ABRA

ABRA is a machine-learning-driven analysis pipeline designed to automate and standardize the interpretation of Auditory Brainstem Responses (ABRs)— a key electrophysiological signal used in hearing and neuroscience research.

Traditionally, ABR analysis requires manual marking of waveform features and subjective judgment to determine hearing thresholds. ABRA replaces this with a reproducible, data-driven workflow that preprocesses raw ABR recordings from multiple file formats, uses two convolutional neural networks (CNNs) to locate the Wave I peak in each waveform and estimate the auditory detection threshold based on stacked waveform responses, and delivers structured outputs including peak latencies, amplitudes, and threshold estimates for review, export, and further analysis.

1. Input & Preprocessing - Raw data (e.g., .arf, .tsv, .asc, or standardized .csv) are normalized, aligned, and cleaned to a consistent format that the machine-learning models expect.
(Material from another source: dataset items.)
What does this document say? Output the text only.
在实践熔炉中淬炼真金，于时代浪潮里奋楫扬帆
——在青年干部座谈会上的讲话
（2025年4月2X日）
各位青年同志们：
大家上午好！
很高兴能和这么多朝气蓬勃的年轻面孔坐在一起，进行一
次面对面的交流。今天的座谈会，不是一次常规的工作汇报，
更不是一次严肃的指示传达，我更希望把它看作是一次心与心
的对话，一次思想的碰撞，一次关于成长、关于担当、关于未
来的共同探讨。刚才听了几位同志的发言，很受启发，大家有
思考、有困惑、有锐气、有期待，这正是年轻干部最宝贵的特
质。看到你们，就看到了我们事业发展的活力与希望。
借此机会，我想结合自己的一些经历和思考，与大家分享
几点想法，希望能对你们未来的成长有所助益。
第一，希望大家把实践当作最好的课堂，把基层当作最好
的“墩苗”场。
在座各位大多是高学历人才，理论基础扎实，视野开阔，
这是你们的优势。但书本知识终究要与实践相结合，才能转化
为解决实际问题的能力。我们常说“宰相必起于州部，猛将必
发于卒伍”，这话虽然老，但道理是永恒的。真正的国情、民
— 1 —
This includes harmonizing level and frequency scales and optional filtering.
2. Machine Learning Models - Peak-finding CNN: Trained to identify the key ABR waveform feature (Wave I) across noisy and variable data. Thresholding CNN: Learns to predict the lowest stimulus level at which an auditory response is present.
3. Interactive Analysis & Export - A Streamlit web app lets users batch-upload data, view model outputs, manually override predictions, and export results for downstream use.
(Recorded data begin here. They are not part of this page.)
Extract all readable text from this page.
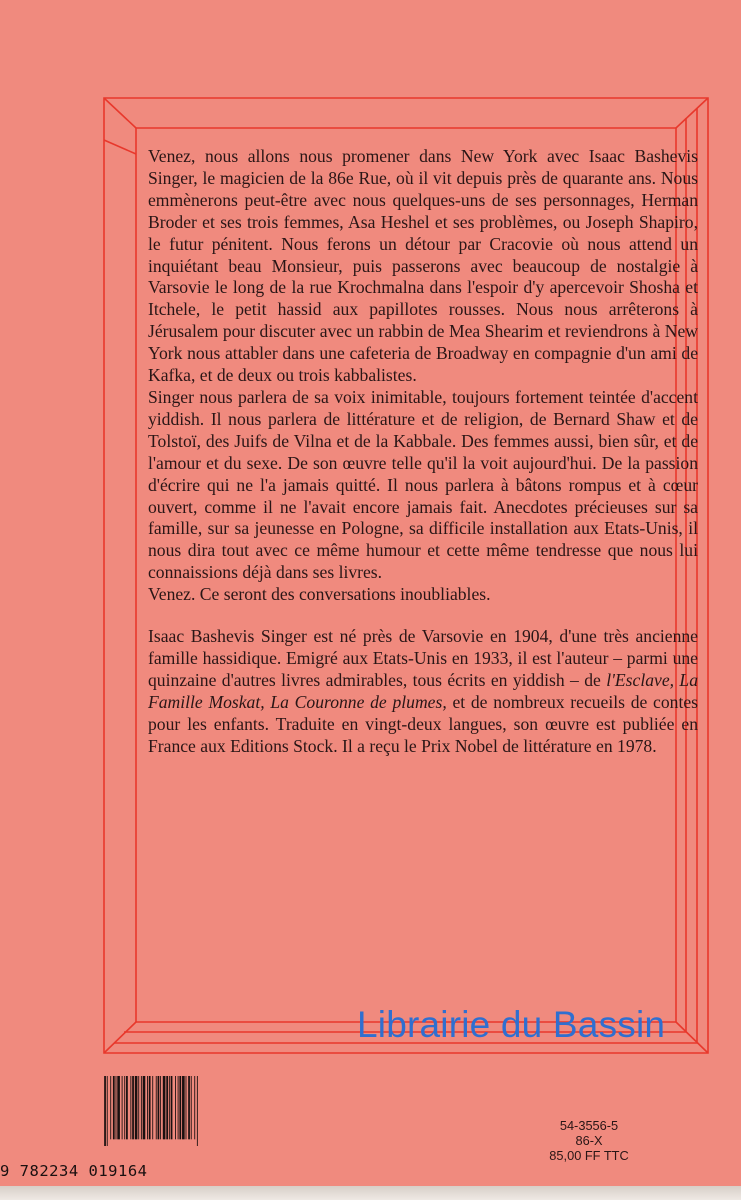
Venez, nous allons nous promener dans New York avec Isaac Bashevis Singer, le magicien de la 86e Rue, où il vit depuis près de quarante ans. Nous emmènerons peut-être avec nous quelques-uns de ses personnages, Herman Broder et ses trois femmes, Asa Heshel et ses problèmes, ou Joseph Shapiro, le futur pénitent. Nous ferons un détour par Cracovie où nous attend un inquiétant beau Monsieur, puis passerons avec beaucoup de nostalgie à Varsovie le long de la rue Krochmalna dans l'espoir d'y apercevoir Shosha et Itchele, le petit hassid aux papillotes rousses. Nous nous arrêterons à Jérusalem pour discuter avec un rabbin de Mea Shearim et reviendrons à New York nous attabler dans une cafeteria de Broadway en compagnie d'un ami de Kafka, et de deux ou trois kabbalistes.

Singer nous parlera de sa voix inimitable, toujours fortement teintée d'accent yiddish. Il nous parlera de littérature et de religion, de Bernard Shaw et de Tolstoï, des Juifs de Vilna et de la Kabbale. Des femmes aussi, bien sûr, et de l'amour et du sexe. De son œuvre telle qu'il la voit aujourd'hui. De la passion d'écrire qui ne l'a jamais quitté. Il nous parlera à bâtons rompus et à cœur ouvert, comme il ne l'avait encore jamais fait. Anecdotes précieuses sur sa famille, sur sa jeunesse en Pologne, sa difficile installation aux Etats-Unis, il nous dira tout avec ce même humour et cette même tendresse que nous lui connaissions déjà dans ses livres.

Venez. Ce seront des conversations inoubliables.

Isaac Bashevis Singer est né près de Varsovie en 1904, d'une très ancienne famille hassidique. Emigré aux Etats-Unis en 1933, il est l'auteur – parmi une quinzaine d'autres livres admirables, tous écrits en yiddish – de l'Esclave, La Famille Moskat, La Couronne de plumes, et de nombreux recueils de contes pour les enfants. Traduite en vingt-deux langues, son œuvre est publiée en France aux Editions Stock. Il a reçu le Prix Nobel de littérature en 1978.

Librairie du Bassin
9 782234 019164
54-3556-5
86-X
85,00 FF TTC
• Automates a traditionally manual, subjective task, reducing time and variability.
• Improves reproducibility across datasets and laboratories.
• Integrates human-in-the-loop control, allowing corrections where needed.
• Supports multiple common ABR data formats out of the box.

Using learned models offers consistency and speed, but individual predictions are less interpretable than rule-based systems. To balance this:

• ABRA keeps preprocessing explicit and format-aware.
• The web interface supports manual edits and quality control.
• Future work may include confidence estimates, expanded format support, and deeper model architectures.